Hello! I will repeat my issue, now I have a little bit more info. I have a dag with joblib and CeleryExecutor:
from joblib import Parallel, delayed
def joblib_code(*args, **kwargs):
Parallel(n_jobs=2)(delayed(print)(i) for i in range(2))
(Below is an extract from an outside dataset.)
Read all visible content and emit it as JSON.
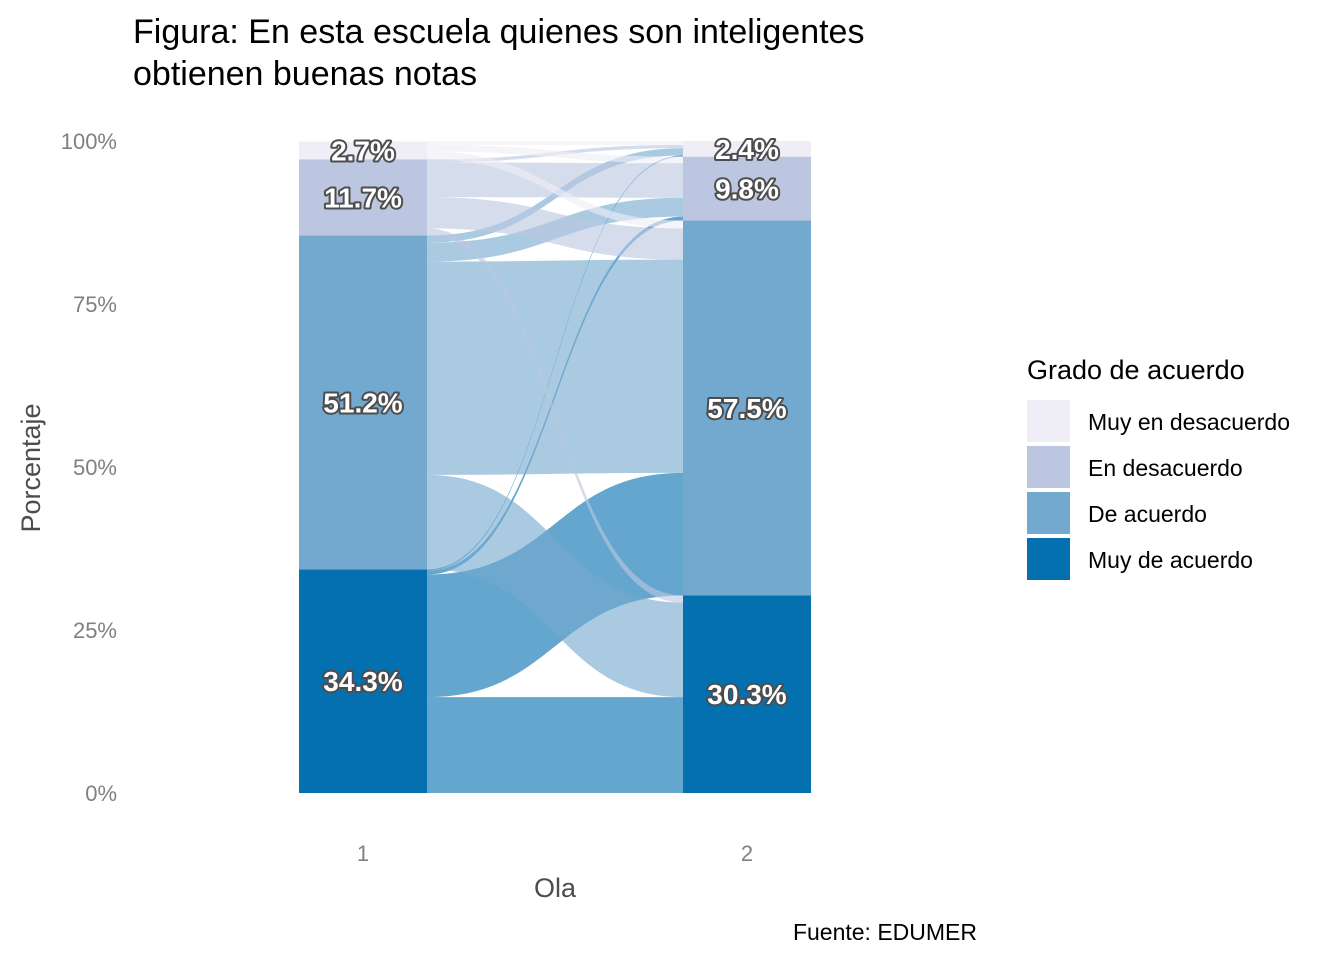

dag = DAG(dag_id='test_joblib',
default_args=args,
schedule_interval=timedelta(minutes=5))
wiki_task = PythonOperator(task_id='run',
provide_context=True,
python_callable=joblib_code,
dag=dag)
Any time it runs it has an exception:
[2018-06-19 16:09:24,757] {{cli.py:374}} INFO - Running on host cfaef9fb627d
[2018-06-19 16:09:24,942] {{logging_mixin.py:84}} INFO - 1
[2018-06-19 16:09:24,944] {{logging_mixin.py:84}} INFO - 0
[2018-06-19 16:09:25,045] {{models.py:1470}} ERROR - Killing subprocess
[2018-06-19 16:09:25,045] {{logging_mixin.py:84}} WARNING - Process ForkPoolWorker-1:
[2018-06-19 16:09:25,047] {{logging_mixin.py:84}} WARNING - Traceback (most recent call last):
[2018-06-19 16:09:25,047] {{logging_mixin.py:84}} WARNING - File "/opt/conda/lib/python3.6/multiprocessing/process.py", line 258, in _bootstrap
self.run()
[2018-06-19 16:09:25,047] {{logging_mixin.py:84}} WARNING - File "/opt/conda/lib/python3.6/multiprocessing/process.py", line 93, in run
self._target(*self._args, **self._kwargs)
[2018-06-19 16:09:25,047] {{logging_mixin.py:84}} WARNING - File "/opt/conda/lib/python3.6/multiprocessing/pool.py", line 108, in worker
task = get()
[2018-06-19 16:09:25,047] {{logging_mixin.py:84}} WARNING - File "/opt/conda/lib/python3.6/site-packages/joblib/pool.py", line 364, in get
rrelease()
[2018-06-19 16:09:25,047] {{logging_mixin.py:84}} WARNING - File "/opt/conda/lib/python3.6/site-packages/airflow/models.py", line 1472, in signal_handler
raise AirflowException("Task received SIGTERM signal")
[2018-06-19 16:09:25,047] {{logging_mixin.py:84}} WARNING - airflow.exceptions.AirflowException: Task received SIGTERM signal
I also found an old issue about it: https://issues.apache.org/jira/browse/AIRFLOW-972 It is open and empty.
Small tasks run successfully, they have time for it, but large tasks at the end are killed completely. Could please someone help me how to debug it? I do not know what could I try and check. Is it airflow or celery? Simple python script with this code runs well. Thanks.